Architecture Choice Clinic
A 90-minute clinic where you turn your domain model into an architectural decision with evidence. You leave with a characteristics list, a style decision, and at least one running fitness function.
Retrieval Prompts
- Why do we pick top-3 characteristics instead of all characteristics?
- State the three architectural styles realistic for a capstone.
- What does a fitness function have that a unit test does not?
- Where does the top-3 characteristics list live in the design doc?
- Why must a non-goal characteristic be written down explicitly?
Compare and Distinguish
- driver versus supported versus non-goal characteristic
- monolith versus modular monolith versus services
- fitness function versus unit test versus integration test
- architectural style decision versus framework decision
- "scaled" versus "scalable"
Common Mistake Check
Identify the error:
- "All 10 characteristics are drivers for my capstone."
- "I'm using microservices because it's the modern choice."
- "I'll add fitness functions after the code is working."
- "Availability is always a top-3 characteristic."
- "My fitness function tests one function for correctness."
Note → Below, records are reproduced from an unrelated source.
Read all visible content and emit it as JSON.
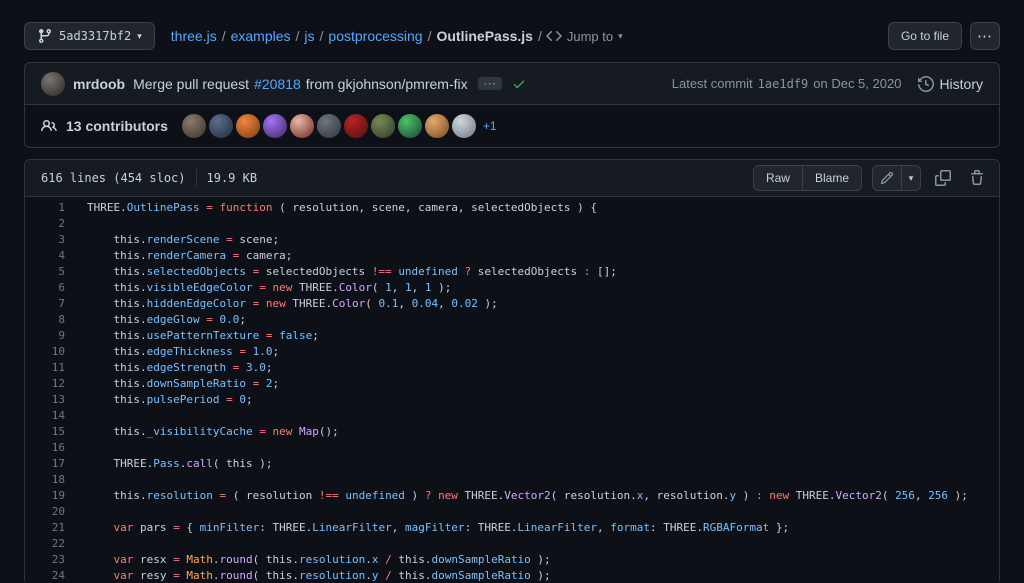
{
  "colors": {
    "page_bg": "#0d1117",
    "panel_bg": "#161b22",
    "border": "#30363d",
    "text": "#c9d1d9",
    "muted": "#8b949e",
    "link_blue": "#58a6ff",
    "success_green": "#3fb950",
    "syntax_keyword_red": "#ff7b72",
    "syntax_constant_blue": "#79c0ff",
    "syntax_entity_purple": "#d2a8ff",
    "syntax_builtin_orange": "#ffa657",
    "line_number": "#6e7681"
  },
  "icons": {
    "kebab": "⋯",
    "caret_down": "▾"
  },
  "top_bar": {
    "branch_button_label": "5ad3317bf2",
    "breadcrumb": [
      {
        "label": "three.js",
        "type": "link"
      },
      {
        "label": "examples",
        "type": "link"
      },
      {
        "label": "js",
        "type": "link"
      },
      {
        "label": "postprocessing",
        "type": "link"
      },
      {
        "label": "OutlinePass.js",
        "type": "current"
      }
    ],
    "jump_to_label": "Jump to",
    "go_to_file_label": "Go to file"
  },
  "commit_bar": {
    "author": "mrdoob",
    "author_avatar": {
      "light": "#7a746e",
      "dark": "#2a2724"
    },
    "message_prefix": "Merge pull request",
    "pr_number": "#20818",
    "message_suffix": "from gkjohnson/pmrem-fix",
    "latest_commit_label": "Latest commit",
    "commit_sha": "1ae1df9",
    "commit_date": "on Dec 5, 2020",
    "history_label": "History"
  },
  "contributors": {
    "count_label": "13 contributors",
    "overflow": "+1",
    "avatars": [
      {
        "light": "#8a7a6a",
        "dark": "#3a322b"
      },
      {
        "light": "#5a6e8c",
        "dark": "#1f2a3a"
      },
      {
        "light": "#f0883e",
        "dark": "#7a3a10"
      },
      {
        "light": "#a371f7",
        "dark": "#3d2a5c"
      },
      {
        "light": "#e8b9a8",
        "dark": "#6e241c"
      },
      {
        "light": "#6e7681",
        "dark": "#2d333b"
      },
      {
        "light": "#b62324",
        "dark": "#4e1210"
      },
      {
        "light": "#768a5a",
        "dark": "#2f3a22"
      },
      {
        "light": "#4ac26b",
        "dark": "#1b4332"
      },
      {
        "light": "#e3a869",
        "dark": "#7a4a22"
      },
      {
        "light": "#d0d7de",
        "dark": "#6e7681"
      }
    ]
  },
  "file_header": {
    "lines_info": "616 lines (454 sloc)",
    "size_info": "19.9 KB",
    "raw_label": "Raw",
    "blame_label": "Blame"
  },
  "code": {
    "lines": [
      {
        "n": 1,
        "t": [
          [
            "THREE.",
            "pl"
          ],
          [
            "OutlinePass",
            "c"
          ],
          [
            " ",
            "pl"
          ],
          [
            "=",
            "k"
          ],
          [
            " ",
            "pl"
          ],
          [
            "function",
            "k"
          ],
          [
            " ( resolution, scene, camera, selectedObjects ) {",
            "pl"
          ]
        ]
      },
      {
        "n": 2,
        "t": []
      },
      {
        "n": 3,
        "t": [
          [
            "\tthis.",
            "pl"
          ],
          [
            "renderScene",
            "c"
          ],
          [
            " ",
            "pl"
          ],
          [
            "=",
            "k"
          ],
          [
            " scene;",
            "pl"
          ]
        ]
      },
      {
        "n": 4,
        "t": [
          [
            "\tthis.",
            "pl"
          ],
          [
            "renderCamera",
            "c"
          ],
          [
            " ",
            "pl"
          ],
          [
            "=",
            "k"
          ],
          [
            " camera;",
            "pl"
          ]
        ]
      },
      {
        "n": 5,
        "t": [
          [
            "\tthis.",
            "pl"
          ],
          [
            "selectedObjects",
            "c"
          ],
          [
            " ",
            "pl"
          ],
          [
            "=",
            "k"
          ],
          [
            " selectedObjects ",
            "pl"
          ],
          [
            "!==",
            "k"
          ],
          [
            " ",
            "pl"
          ],
          [
            "undefined",
            "c"
          ],
          [
            " ",
            "pl"
          ],
          [
            "?",
            "k"
          ],
          [
            " selectedObjects ",
            "pl"
          ],
          [
            ":",
            "k"
          ],
          [
            " [];",
            "pl"
          ]
        ]
      },
      {
        "n": 6,
        "t": [
          [
            "\tthis.",
            "pl"
          ],
          [
            "visibleEdgeColor",
            "c"
          ],
          [
            " ",
            "pl"
          ],
          [
            "=",
            "k"
          ],
          [
            " ",
            "pl"
          ],
          [
            "new",
            "k"
          ],
          [
            " THREE.",
            "pl"
          ],
          [
            "Color",
            "e"
          ],
          [
            "( ",
            "pl"
          ],
          [
            "1",
            "c"
          ],
          [
            ", ",
            "pl"
          ],
          [
            "1",
            "c"
          ],
          [
            ", ",
            "pl"
          ],
          [
            "1",
            "c"
          ],
          [
            " );",
            "pl"
          ]
        ]
      },
      {
        "n": 7,
        "t": [
          [
            "\tthis.",
            "pl"
          ],
          [
            "hiddenEdgeColor",
            "c"
          ],
          [
            " ",
            "pl"
          ],
          [
            "=",
            "k"
          ],
          [
            " ",
            "pl"
          ],
          [
            "new",
            "k"
          ],
          [
            " THREE.",
            "pl"
          ],
          [
            "Color",
            "e"
          ],
          [
            "( ",
            "pl"
          ],
          [
            "0.1",
            "c"
          ],
          [
            ", ",
            "pl"
          ],
          [
            "0.04",
            "c"
          ],
          [
            ", ",
            "pl"
          ],
          [
            "0.02",
            "c"
          ],
          [
            " );",
            "pl"
          ]
        ]
      },
      {
        "n": 8,
        "t": [
          [
            "\tthis.",
            "pl"
          ],
          [
            "edgeGlow",
            "c"
          ],
          [
            " ",
            "pl"
          ],
          [
            "=",
            "k"
          ],
          [
            " ",
            "pl"
          ],
          [
            "0.0",
            "c"
          ],
          [
            ";",
            "pl"
          ]
        ]
      },
      {
        "n": 9,
        "t": [
          [
            "\tthis.",
            "pl"
          ],
          [
            "usePatternTexture",
            "c"
          ],
          [
            " ",
            "pl"
          ],
          [
            "=",
            "k"
          ],
          [
            " ",
            "pl"
          ],
          [
            "false",
            "c"
          ],
          [
            ";",
            "pl"
          ]
        ]
      },
      {
        "n": 10,
        "t": [
          [
            "\tthis.",
            "pl"
          ],
          [
            "edgeThickness",
            "c"
          ],
          [
            " ",
            "pl"
          ],
          [
            "=",
            "k"
          ],
          [
            " ",
            "pl"
          ],
          [
            "1.0",
            "c"
          ],
          [
            ";",
            "pl"
          ]
        ]
      },
      {
        "n": 11,
        "t": [
          [
            "\tthis.",
            "pl"
          ],
          [
            "edgeStrength",
            "c"
          ],
          [
            " ",
            "pl"
          ],
          [
            "=",
            "k"
          ],
          [
            " ",
            "pl"
          ],
          [
            "3.0",
            "c"
          ],
          [
            ";",
            "pl"
          ]
        ]
      },
      {
        "n": 12,
        "t": [
          [
            "\tthis.",
            "pl"
          ],
          [
            "downSampleRatio",
            "c"
          ],
          [
            " ",
            "pl"
          ],
          [
            "=",
            "k"
          ],
          [
            " ",
            "pl"
          ],
          [
            "2",
            "c"
          ],
          [
            ";",
            "pl"
          ]
        ]
      },
      {
        "n": 13,
        "t": [
          [
            "\tthis.",
            "pl"
          ],
          [
            "pulsePeriod",
            "c"
          ],
          [
            " ",
            "pl"
          ],
          [
            "=",
            "k"
          ],
          [
            " ",
            "pl"
          ],
          [
            "0",
            "c"
          ],
          [
            ";",
            "pl"
          ]
        ]
      },
      {
        "n": 14,
        "t": []
      },
      {
        "n": 15,
        "t": [
          [
            "\tthis.",
            "pl"
          ],
          [
            "_visibilityCache",
            "c"
          ],
          [
            " ",
            "pl"
          ],
          [
            "=",
            "k"
          ],
          [
            " ",
            "pl"
          ],
          [
            "new",
            "k"
          ],
          [
            " ",
            "pl"
          ],
          [
            "Map",
            "e"
          ],
          [
            "();",
            "pl"
          ]
        ]
      },
      {
        "n": 16,
        "t": []
      },
      {
        "n": 17,
        "t": [
          [
            "\tTHREE.",
            "pl"
          ],
          [
            "Pass",
            "c"
          ],
          [
            ".",
            "pl"
          ],
          [
            "call",
            "e"
          ],
          [
            "( this );",
            "pl"
          ]
        ]
      },
      {
        "n": 18,
        "t": []
      },
      {
        "n": 19,
        "t": [
          [
            "\tthis.",
            "pl"
          ],
          [
            "resolution",
            "c"
          ],
          [
            " ",
            "pl"
          ],
          [
            "=",
            "k"
          ],
          [
            " ( resolution ",
            "pl"
          ],
          [
            "!==",
            "k"
          ],
          [
            " ",
            "pl"
          ],
          [
            "undefined",
            "c"
          ],
          [
            " ) ",
            "pl"
          ],
          [
            "?",
            "k"
          ],
          [
            " ",
            "pl"
          ],
          [
            "new",
            "k"
          ],
          [
            " THREE.",
            "pl"
          ],
          [
            "Vector2",
            "e"
          ],
          [
            "( resolution.",
            "pl"
          ],
          [
            "x",
            "c"
          ],
          [
            ", resolution.",
            "pl"
          ],
          [
            "y",
            "c"
          ],
          [
            " ) ",
            "pl"
          ],
          [
            ":",
            "k"
          ],
          [
            " ",
            "pl"
          ],
          [
            "new",
            "k"
          ],
          [
            " THREE.",
            "pl"
          ],
          [
            "Vector2",
            "e"
          ],
          [
            "( ",
            "pl"
          ],
          [
            "256",
            "c"
          ],
          [
            ", ",
            "pl"
          ],
          [
            "256",
            "c"
          ],
          [
            " );",
            "pl"
          ]
        ]
      },
      {
        "n": 20,
        "t": []
      },
      {
        "n": 21,
        "t": [
          [
            "\t",
            "pl"
          ],
          [
            "var",
            "k"
          ],
          [
            " pars ",
            "pl"
          ],
          [
            "=",
            "k"
          ],
          [
            " { ",
            "pl"
          ],
          [
            "minFilter",
            "c"
          ],
          [
            ": THREE.",
            "pl"
          ],
          [
            "LinearFilter",
            "c"
          ],
          [
            ", ",
            "pl"
          ],
          [
            "magFilter",
            "c"
          ],
          [
            ": THREE.",
            "pl"
          ],
          [
            "LinearFilter",
            "c"
          ],
          [
            ", ",
            "pl"
          ],
          [
            "format",
            "c"
          ],
          [
            ": THREE.",
            "pl"
          ],
          [
            "RGBAFormat",
            "c"
          ],
          [
            " };",
            "pl"
          ]
        ]
      },
      {
        "n": 22,
        "t": []
      },
      {
        "n": 23,
        "t": [
          [
            "\t",
            "pl"
          ],
          [
            "var",
            "k"
          ],
          [
            " resx ",
            "pl"
          ],
          [
            "=",
            "k"
          ],
          [
            " ",
            "pl"
          ],
          [
            "Math",
            "o"
          ],
          [
            ".",
            "pl"
          ],
          [
            "round",
            "e"
          ],
          [
            "( this.",
            "pl"
          ],
          [
            "resolution",
            "c"
          ],
          [
            ".",
            "pl"
          ],
          [
            "x",
            "c"
          ],
          [
            " ",
            "pl"
          ],
          [
            "/",
            "k"
          ],
          [
            " this.",
            "pl"
          ],
          [
            "downSampleRatio",
            "c"
          ],
          [
            " );",
            "pl"
          ]
        ]
      },
      {
        "n": 24,
        "t": [
          [
            "\t",
            "pl"
          ],
          [
            "var",
            "k"
          ],
          [
            " resy ",
            "pl"
          ],
          [
            "=",
            "k"
          ],
          [
            " ",
            "pl"
          ],
          [
            "Math",
            "o"
          ],
          [
            ".",
            "pl"
          ],
          [
            "round",
            "e"
          ],
          [
            "( this.",
            "pl"
          ],
          [
            "resolution",
            "c"
          ],
          [
            ".",
            "pl"
          ],
          [
            "y",
            "c"
          ],
          [
            " ",
            "pl"
          ],
          [
            "/",
            "k"
          ],
          [
            " this.",
            "pl"
          ],
          [
            "downSampleRatio",
            "c"
          ],
          [
            " );",
            "pl"
          ]
        ]
      }
    ]
  }
}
Mini Application: Three Artifacts
Artifact 1 -- Characteristics ranking
From a list of 10-15 candidate characteristics, filter (using the "would the user notice?" test), rank, and split into three columns: Drivers (top 3), Supported, Non-goals. For each driver, write the design implication in one sentence.
Commit to library/raw/architecture/characteristics.md.
Artifact 2 -- Style decision with three alternatives
Write the three-alternatives passage from concept 08. Present monolith, modular monolith, and services as alternatives with honest pro/con vs your top-3 characteristics. Pick one. Paragraph-justify the pick.
This passage goes into the design doc's Architecture section and becomes the core of ADR-001.
Commit updated library/raw/design-doc.md.
Artifact 3 -- One fitness function, running
Pick one top-3 characteristic. Translate it into the smallest possible check:
- A module-boundary test (if simplicity / modularity is your driver).
- A latency assertion on a load-test harness (if performance is a driver).
- A CI deploy-time health check (if operability is a driver).
Write it. Commit it. Wire it into CI. Make it fail once (deliberately break the claim) to verify the signal. Then revert.
Commit to tests/arch/ or equivalent path. Reference from library/raw/architecture/fitness-functions.md.
Evidence Check
- Exactly three characteristics are marked drivers; at least two non-goals are written down.
- The style decision names three alternatives and rejects two with a specific sentence per rejection.
- The style decision justification cites at least one top-3 characteristic and at least one risk-register row.
- At least one fitness function is committed to the repo and runs in CI.
- The fitness function has been observed failing (deliberately), confirming the signal works.
- You can name one design decision your characteristics forced, and one they prevented.